A chegada do outono, na sexta-feira, 20 de março, traz temperaturas mais amenas, mas também marca o início da temporada de alerta para as doenças respiratórias. Com a redução das chuvas, o ar seco se torna um vilão silencioso, facilitando a circulação de vírus, que levam pacientes a lotar prontos-socorros em todo o país.
A infectologista Juliana Caetano Barreto Cypreste, do Órion Complex, explica que clima seco do outono resseca a mucosa do nariz e das vias aéreas, enfraquecendo uma barreira de defesa fundamental do corpo: o muco ciliar. “É exatamente essa falha na proteção que escancara as portas para a entrada de vírus e bactérias. Por isso, beber muita água e usar umidificadores de ambiente são medidas tão essenciais quanto lavar as mãos”, explica Juliana.
Algumas doenças devem estar no radar da população, orienta a médica. “Os protagonistas da estação já são conhecidos: o vírus da gripe (Influenza), o Vírus Sincicial Respiratório (VSR), a Covid-19 (SARS-CoV-2), além do adenovírus e rinovírus”.
Vitamina C resolve? – Para tentar correr das viroses, muita gente corre para as farmácias em busca de suplementos milagrosos para evitar a gripe. A vitamina C ajuda, mas a especialista alerta que ela não age como um escudo invisível contra os vírus se você não mantiver outros cuidados básicos. “É preciso vir combinado com sono em dia, atividade física e, sobretudo, a vacinação atualizada. Além disso, suplementos só devem ser tomados com recomendação individual de um profissional”, salienta a infectologista.
A melhor farmácia para a estação, lembra a médica, está na feira. Uma alimentação baseada em produtos naturais da safra de outono ajuda a manter o sistema imunológico preparado. “Inclua na alimentação as frutas da época: laranja, acerola, goiaba, tangerina e ameixa (ricas em vitamina C), vegetais alaranjados, como Abóbora e cenoura (fontes de betacaroteno), além de folhas escuras (couve e espinafre) e raízes e temperos, como batata-doce, inhame, além de alho e cebola, que possuem potente ação anti-inflamatória”, orienta
Resfriado ou urgência? Saiba quando ir ao hospital – Embora as viroses atinjam a todos, alguns grupos sofrem impactos mais severos e devem redobrar a atenção. O alerta máximo é voltado às crianças pequenas, especialmente as que frequentam creches e escolas, idosos e gestantes. Além de pacientes com doenças crônicas – como asma, diabetes, hipertensão e cardiopatias -, e pessoas imunossuprimidas (pacientes oncológicos, pessoas com HIV ou que fazem uso de imunossupressores).

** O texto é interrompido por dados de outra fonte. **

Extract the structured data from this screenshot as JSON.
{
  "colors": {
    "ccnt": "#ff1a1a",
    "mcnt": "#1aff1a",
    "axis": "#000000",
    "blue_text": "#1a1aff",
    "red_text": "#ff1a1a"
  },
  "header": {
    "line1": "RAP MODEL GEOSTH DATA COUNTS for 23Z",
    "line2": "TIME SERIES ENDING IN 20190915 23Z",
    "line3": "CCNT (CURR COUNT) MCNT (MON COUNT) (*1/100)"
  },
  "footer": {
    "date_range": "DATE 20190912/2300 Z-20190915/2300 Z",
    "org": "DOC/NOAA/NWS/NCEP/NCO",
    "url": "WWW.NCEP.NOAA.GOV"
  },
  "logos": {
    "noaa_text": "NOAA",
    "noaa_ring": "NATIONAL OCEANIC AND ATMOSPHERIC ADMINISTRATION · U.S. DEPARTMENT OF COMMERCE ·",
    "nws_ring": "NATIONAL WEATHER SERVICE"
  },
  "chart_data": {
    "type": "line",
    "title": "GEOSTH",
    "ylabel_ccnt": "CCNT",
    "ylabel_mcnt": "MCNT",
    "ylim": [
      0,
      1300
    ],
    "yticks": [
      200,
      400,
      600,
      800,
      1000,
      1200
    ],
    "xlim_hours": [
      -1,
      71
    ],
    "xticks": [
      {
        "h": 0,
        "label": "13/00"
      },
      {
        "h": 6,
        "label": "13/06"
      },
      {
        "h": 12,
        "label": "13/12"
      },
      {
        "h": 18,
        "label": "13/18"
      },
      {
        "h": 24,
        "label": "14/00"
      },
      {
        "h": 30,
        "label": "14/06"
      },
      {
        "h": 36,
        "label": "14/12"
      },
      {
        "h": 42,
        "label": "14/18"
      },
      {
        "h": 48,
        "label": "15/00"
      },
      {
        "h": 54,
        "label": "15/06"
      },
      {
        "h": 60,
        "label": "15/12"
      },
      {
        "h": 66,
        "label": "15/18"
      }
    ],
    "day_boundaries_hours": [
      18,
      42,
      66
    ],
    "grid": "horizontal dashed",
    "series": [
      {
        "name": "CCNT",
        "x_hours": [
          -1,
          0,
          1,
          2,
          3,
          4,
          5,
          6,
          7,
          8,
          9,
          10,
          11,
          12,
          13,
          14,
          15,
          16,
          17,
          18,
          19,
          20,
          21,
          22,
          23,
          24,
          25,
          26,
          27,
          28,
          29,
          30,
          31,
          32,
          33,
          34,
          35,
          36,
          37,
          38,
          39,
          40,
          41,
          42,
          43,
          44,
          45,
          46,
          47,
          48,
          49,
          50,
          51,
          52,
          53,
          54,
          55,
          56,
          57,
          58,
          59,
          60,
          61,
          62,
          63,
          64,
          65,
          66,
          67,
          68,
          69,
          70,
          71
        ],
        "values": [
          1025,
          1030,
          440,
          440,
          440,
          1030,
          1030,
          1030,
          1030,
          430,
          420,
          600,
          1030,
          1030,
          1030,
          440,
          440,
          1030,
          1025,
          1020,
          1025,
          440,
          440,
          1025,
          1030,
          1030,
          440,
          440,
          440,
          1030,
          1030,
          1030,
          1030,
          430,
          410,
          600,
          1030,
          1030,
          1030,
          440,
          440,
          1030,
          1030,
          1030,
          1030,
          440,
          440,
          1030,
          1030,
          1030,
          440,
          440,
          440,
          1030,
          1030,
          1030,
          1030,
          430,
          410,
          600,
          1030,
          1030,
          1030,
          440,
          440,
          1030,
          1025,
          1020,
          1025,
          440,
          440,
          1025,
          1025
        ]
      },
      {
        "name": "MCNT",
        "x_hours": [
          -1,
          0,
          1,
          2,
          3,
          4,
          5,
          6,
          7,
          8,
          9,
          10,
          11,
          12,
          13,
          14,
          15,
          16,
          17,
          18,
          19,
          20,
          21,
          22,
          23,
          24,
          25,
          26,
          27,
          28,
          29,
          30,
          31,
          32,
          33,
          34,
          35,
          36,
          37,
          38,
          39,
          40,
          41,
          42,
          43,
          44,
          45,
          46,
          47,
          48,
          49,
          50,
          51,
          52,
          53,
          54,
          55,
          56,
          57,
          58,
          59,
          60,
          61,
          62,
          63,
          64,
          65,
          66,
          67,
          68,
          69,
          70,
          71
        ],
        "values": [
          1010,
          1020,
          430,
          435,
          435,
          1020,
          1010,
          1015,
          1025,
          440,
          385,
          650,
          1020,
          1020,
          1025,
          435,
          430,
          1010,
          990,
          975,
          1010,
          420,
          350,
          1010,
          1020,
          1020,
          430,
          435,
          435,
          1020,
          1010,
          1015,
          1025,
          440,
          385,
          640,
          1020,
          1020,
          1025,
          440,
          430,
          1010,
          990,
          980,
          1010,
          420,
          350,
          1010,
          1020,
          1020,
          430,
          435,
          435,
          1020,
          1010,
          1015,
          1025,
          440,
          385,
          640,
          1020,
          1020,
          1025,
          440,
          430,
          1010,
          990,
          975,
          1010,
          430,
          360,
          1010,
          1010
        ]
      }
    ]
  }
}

A principal dúvida da população é identificar o momento certo de procurar o pronto-socorro. Sintomas como coriza, espirros, mal-estar, dor de garganta leve e ausência de febre (ou febre baixa) caracterizam apenas um resfriado comum, que pode ser tratado em casa. “O paciente deve procurar a urgência de um hospital se apresentar sinais de alerta, como falta de ar ou dificuldade para respirar, dor no peito, queda acentuada do estado geral, desidratação, confusão mental ou uma febre alta e persistente que não passa”, destacou a especialista.